Test Driving ChatGPT-4o (Part 5)

Convert Image-to-Text, Then Recreate Image From Text

In this post, I ask multimodal ChatGPT-4o to convert a photo to text, then recreate the photo using only its text description.

I’m interested to see how lossy the text description layer will be, in a sense acting as a hidden representation layer.

I’m also curious what prompt engineering techniques will have the most impact.

This is the 5th installment in my series, Test Driving ChatGPT-4o.

Part 1 — D&D story, real-time data, SAT problem.

Part 2 — multimodal + CoT to solve math problem.

Part 3 — image generation of conceptual opposites.

Part 4 — spatial reasoning IQ test.

I share this experiment real-time on Youtube if you prefer watching:

I give ChatGPT a photo of myself with my two samoyed puppies, Hugs and Bubble, in our backyard with the beautiful mountains of SLC behind us:

Sabrina Ramonov @ sabrina.dev

Experiment 1: Naive Approach

I start with a straightforward naive approach.

I simply ask ChatGPT to create a detailed description of the image and then generate an image from the description.

Sabrina Ramonov @ sabrina.dev

Not bad for a first try!

The generated image includes a mountain range, picnic table, two dogs, Santa Claus pajamas, and my Oakley sunglasses.

However, the image didn't capture many details such as: the black metal fence, me sitting on top of the picnic table, the color of my hair, the color of the scenery (predominantly green rather than yellow), the tree behind the gate, etc.

Experiment 2: Meta-Prompting

Next, I try something more advanced: meta-prompting.

Instead of a naive prompt, I ask ChatGPT to act as an expert prompt engineer and write a detailed prompt to accomplish this image-to-text-to-image task.

Given this brief and simple meta-prompt, ChatGPT is able to create a comprehensive prompt that includes covering the scene, setting, foreground, background, lighting, people, animals, and additional details.

I personally love meta-prompting, especially when I’m feeling lazy or stuck, unsure how to further improve a prompt to get what I want.

Sabrina Ramonov @ sabrina.dev

I copy the prompt generated by ChatGPT and start a new session.

Using the generated prompt, ChatGPT’s resulting description of the photo is very thorough!

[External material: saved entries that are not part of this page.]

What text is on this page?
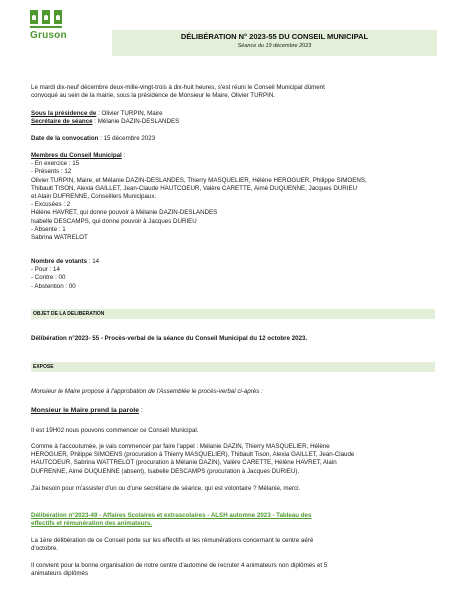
Gruson	DÉLIBÉRATION N° 2023-55 DU CONSEIL MUNICIPAL
Séance du 19 décembre 2023
Le mardi dix-neuf décembre deux-mille-vingt-trois à dix-huit heures, s'est réuni le Conseil Municipal dûment
convoqué au sein de la mairie, sous la présidence de Monsieur le Maire, Olivier TURPIN.
Sous la présidence de : Olivier TURPIN, Maire
Secrétaire de séance : Mélanie DAZIN-DESLANDES
Date de la convocation : 15 décembre 2023
Membres du Conseil Municipal :
- En exercice : 15
- Présents : 12
Olivier TURPIN, Maire, et Mélanie DAZIN-DESLANDES, Thierry MASQUELIER, Hélène HEROGUER, Philippe SIMOENS,
Thibault TISON, Alexia GAILLET, Jean-Claude HAUTCOEUR, Valère CARETTE, Aimé DUQUENNE, Jacques DURIEU
et Alain DUFRENNE, Conseillers Municipaux.
- Excusées : 2
Hélène HAVRET, qui donne pouvoir à Mélanie DAZIN-DESLANDES
Isabelle DESCAMPS, qui donne pouvoir à Jacques DURIEU
- Absente : 1
Sabrina WATRELOT
Nombre de votants : 14
- Pour : 14
- Contre : 00
- Abstention : 00
OBJET DE LA DELIBERATION
Délibération n°2023- 55 - Procès-verbal de la séance du Conseil Municipal du 12 octobre 2023.
EXPOSE
Monsieur le Maire propose à l'approbation de l'Assemblée le procès-verbal ci-après :
Monsieur le Maire prend la parole :
Il est 19H02 nous pouvons commencer ce Conseil Municipal.
Comme à l'accoutumée, je vais commencer par faire l'appel : Mélanie DAZIN, Thierry MASQUELIER, Hélène
HEROGUER, Philippe SIMOENS (procuration à Thierry MASQUELIER), Thibault Tison, Alexia GAILLET, Jean-Claude
HAUTCOEUR, Sabrina WATTRELOT (procuration à Mélanie DAZIN), Valère CARETTE, Hélène HAVRET, Alain
DUFRENNE, Aimé DUQUENNE (absent), Isabelle DESCAMPS (procuration à Jacques DURIEU).
J'ai besoin pour m'assister d'un ou d'une secrétaire de séance, qui est volontaire ? Mélanie, merci.
Délibération n°2023-49 - Affaires Scolaires et extrascolaires - ALSH automne 2023 - Tableau des
effectifs et rémunération des animateurs.
La 1ère délibération de ce Conseil porte sur les effectifs et les rémunérations concernant le centre aéré
d'octobre.
Il convient pour la bonne organisation de notre centre d'automne de recruter 4 animateurs non diplômés et 5
animateurs diplômés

It mentions details like my age (“in her late 20s” 🤣 I love you ChatGPT), my clothing details, and the breed of my puppies (samoyed):

Sabrina Ramonov @ sabrina.dev

Sabrina Ramonov @ sabrina.dev

There are many improvements from the previous photo:

  • tree behind me

  • black metal fence

  • 2 white fluffballs samoyeds

  • me sitting on top of the picnic table

  • color of scenery is green landscape and blue skies

But I’m disappointed the person doesn’t look like me!

If only I could fix that…

Experiment 3: Chain-of-Thought

For my 3rd experiment, I combine meta-prompting from the last experiment with a chain-of-thought technique.

I ask ChatGPT to take a deep breath and proceed step by step.

Sabrina Ramonov @ sabrina.dev

Sabrina Ramonov @ sabrina.dev

Hmm… I like this image, it’s appealing, and the person looks more like me.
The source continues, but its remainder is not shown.